Fire The TSA
Air Travel: If a private company wasted billions of taxpayer dollars, hired workers who failed to do their job 95% of the time, and then forced people to wait in line for hours, how long do you think they’d be in business? So why is the TSA being treated any differently?
Over the weekend, 400 passengers missed their flights at Chicago O’Hare International Airport because they were stuck in a TSA line for up to three. Since February, roughly 4,000 passengers have missed flights waiting to get through security.
American Airlines says that, in March alone, 6,800 of its passengers were in TSA lines when their flights left.
There’s even a #IHateTheWait hashtag on Twitter where people are sharing photos of airport security lines snaking around airports.
It’s almost as if the nation’s airports have turned into mini-Soviet Unions, where instead of waiting for bread, people stand in line for hours to be poked and prodded. In a sense, that’s correct, since Congress had the federal government take over airport security in the wake of 9/11.
Instead of superior service lawmakers promised, the public got incompetence, waste and fraud.
The TSA, naturally, blames budget cuts for the current mess. It says staffing is down 10% since 2013, while air travel is up 15%. The mainstream press has bought this line, but as we noted in this space recently, but as we pointed out in this space recently, it is a completely bogus claim.
The better measure of the TSA’s budget is from before Obama flooded the agency with stimulus money. The TSA’s budget today is 9% higher than it was in 2007, and its full-time workforce is up by 4.3%. Over those same years, the number of passengers going through major airports dropped 7 %, and the number of commercial flights fell 22%. Plus, the TSA is responsible for fewer airports today than in 2007.
This is to say nothing of the fact that the TSA has over the years wasted vast sums of money. Last year, for example, we learned that the TSA blew $160 million on body scanners that failed 96% of the time.
As 2012 report from the House Oversight and Government Reform Committee found hundreds of millions of dollars in waste. The investigation found, for example, that the TSA spent $44 million on “explosive trace detectors” that it didn’t need.
More recently, TSA reportedly spent $336,000 to develop an iPad app that randomly displays a left or right arrow to direct passengers.
It should be clear to anyone who has taken even a cursory look at the TSA that its problem has nothing to do with funding, and everything to do with government incompetence. Even the liberal Vox.com has concluded that “TSA is a waste of money that doesn’t save lives.”

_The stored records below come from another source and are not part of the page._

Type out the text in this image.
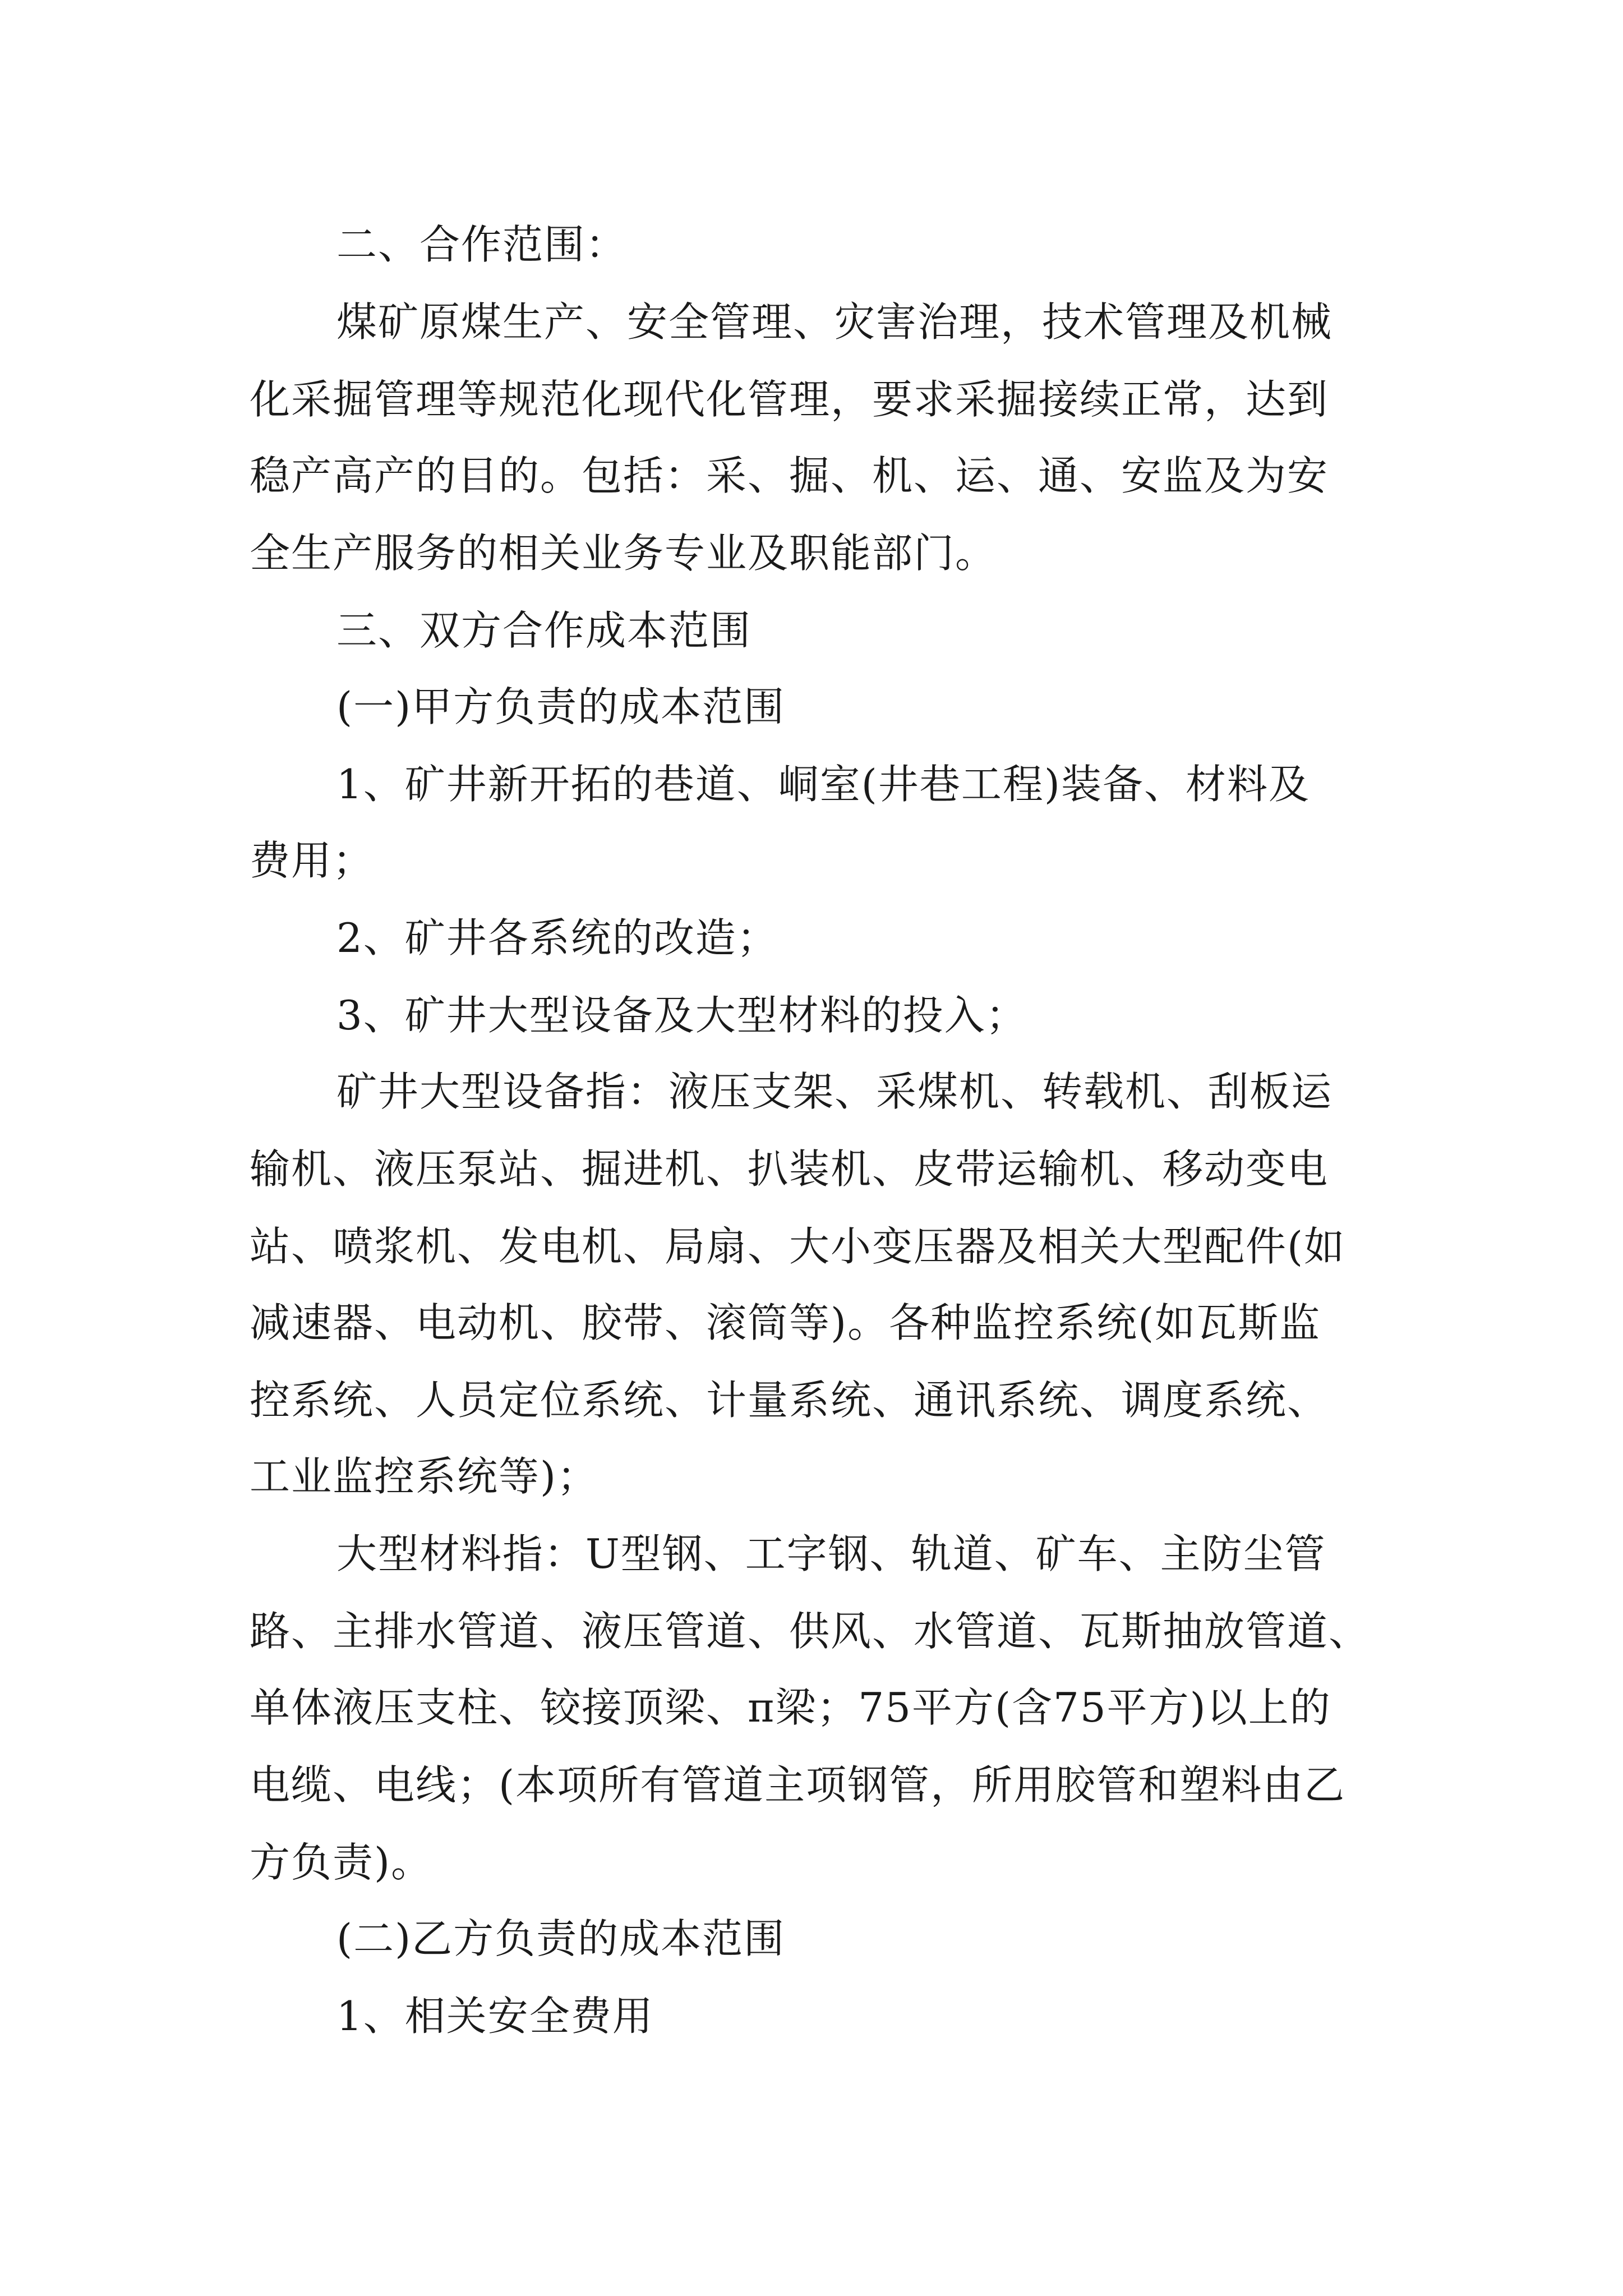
二、合作范围：
煤矿原煤生产、安全管理、灾害治理，技术管理及机械
化采掘管理等规范化现代化管理，要求采掘接续正常，达到
稳产高产的目的。包括：采、掘、机、运、通、安监及为安
全生产服务的相关业务专业及职能部门。
三、双方合作成本范围
(一)甲方负责的成本范围
1、矿井新开拓的巷道、峒室(井巷工程)装备、材料及
费用；
2、矿井各系统的改造；
3、矿井大型设备及大型材料的投入；
矿井大型设备指：液压支架、采煤机、转载机、刮板运
输机、液压泵站、掘进机、扒装机、皮带运输机、移动变电
站、喷浆机、发电机、局扇、大小变压器及相关大型配件(如
减速器、电动机、胶带、滚筒等)。各种监控系统(如瓦斯监
控系统、人员定位系统、计量系统、通讯系统、调度系统、
工业监控系统等)；
大型材料指：U型钢、工字钢、轨道、矿车、主防尘管
路、主排水管道、液压管道、供风、水管道、瓦斯抽放管道、
单体液压支柱、铰接顶梁、π梁；75平方(含75平方)以上的
电缆、电线；(本项所有管道主项钢管，所用胶管和塑料由乙
方负责)。
(二)乙方负责的成本范围
1、相关安全费用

More money will not solve these problems.
Instead, Congress should move to kill TSA entirely, and shift back to private airport screeners that are regulated by the government. Several airports — mostly smaller regional ones — have already done this on their own, but since it means adding operations costs, bigger airports are understandably reluctant to follow suit.
Creating the TSA was a huge mistake made in haste after 9/11. It’s time for Congress to rectify that mistake.